Dysbiosis (Gut Bacteria Alterations)
The microorganisms that live within our gut — gut microbiota — affect processes like nutrient digestion, protection against pathogens, and production of essential metabolites, including vitamins and amino acids. Gut microbiota metabolites can signal to distant organs like the brain, affecting their function. Thus, gut microbiota disruptions contribute to obesity, type 2 diabetes, neurological disorders, cardiovascular disease, and cancer.
Potential Future Interventions Targeting Aging Hallmarks
The hallmarks of aging are essentially disruptions in normal cellular processes that can be targeted and at least partially recovered by various interventions. As mentioned above, some of these interventions come in the form of existing drugs, supplements, or behaviors. However, not all the hallmarks of aging can be targeted by existing and accessible interventions. Instead, we may see new interventions in the future that target these hallmarks.
Animal studies have shown that increasing the enzyme SIRT6, which targets genomic instability by repairing DNA, can increase lifespan. Telomerase, an enzyme that lengthens telomeres, thus targeting telomere attrition, has also been shown to increase the lifespan of mice. Furthermore, increasing SIRT1 and SIRT3 has been shown to improve epigenetic alterations. Therefore, gene therapies could be developed to increase SIRT1, SIRT3, SIRT6, and telomerase in humans in the future. Notably, the activity of SIRTs can be increased by NAD+ boosters.

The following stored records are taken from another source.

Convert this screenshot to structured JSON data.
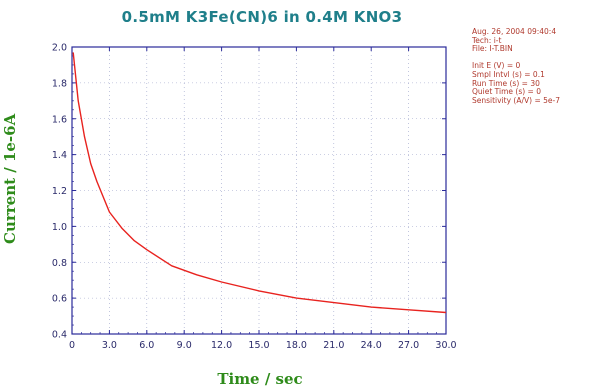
{
  "chart_data": {
    "type": "line",
    "title": "0.5mM K3Fe(CN)6 in 0.4M KNO3",
    "xlabel": "Time / sec",
    "ylabel": "Current / 1e-6A",
    "xlim": [
      0,
      30
    ],
    "ylim": [
      0.4,
      2.0
    ],
    "xticks": [
      "0",
      "3.0",
      "6.0",
      "9.0",
      "12.0",
      "15.0",
      "18.0",
      "21.0",
      "24.0",
      "27.0",
      "30.0"
    ],
    "yticks": [
      "0.4",
      "0.6",
      "0.8",
      "1.0",
      "1.2",
      "1.4",
      "1.6",
      "1.8",
      "2.0"
    ],
    "grid": true,
    "series": [
      {
        "color": "#e8231f",
        "x": [
          0.1,
          0.5,
          1,
          1.5,
          2,
          3,
          4,
          5,
          6,
          8,
          10,
          12,
          15,
          18,
          21,
          24,
          27,
          30
        ],
        "y": [
          1.97,
          1.7,
          1.5,
          1.35,
          1.25,
          1.08,
          0.99,
          0.92,
          0.87,
          0.78,
          0.73,
          0.69,
          0.64,
          0.6,
          0.575,
          0.55,
          0.535,
          0.52
        ]
      }
    ]
  },
  "info_lines": [
    "Aug. 26, 2004   09:40:4",
    "Tech: i-t",
    "File: I-T.BIN",
    "",
    "Init E (V) = 0",
    "Smpl Intvl (s) = 0.1",
    "Run Time (s) = 30",
    "Quiet Time (s) = 0",
    "Sensitivity (A/V) = 5e-7"
  ],
  "colors": {
    "title": "#1f7f8a",
    "axis_labels": "#2e8b1a",
    "axes": "#2a2a9a",
    "curve": "#e8231f",
    "info": "#b03a2e"
  }
}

While increasing the levels of specific genes with gene therapy is already in clinical practice, gene therapy-mediated cellular reprogramming is still in its beginning stages. Cellular reprogramming uses four specific genes to revert cells back to an earlier stage of development, essentially making them younger. This technology may not only recover stem cell exhaustion, but many other hallmarks of aging.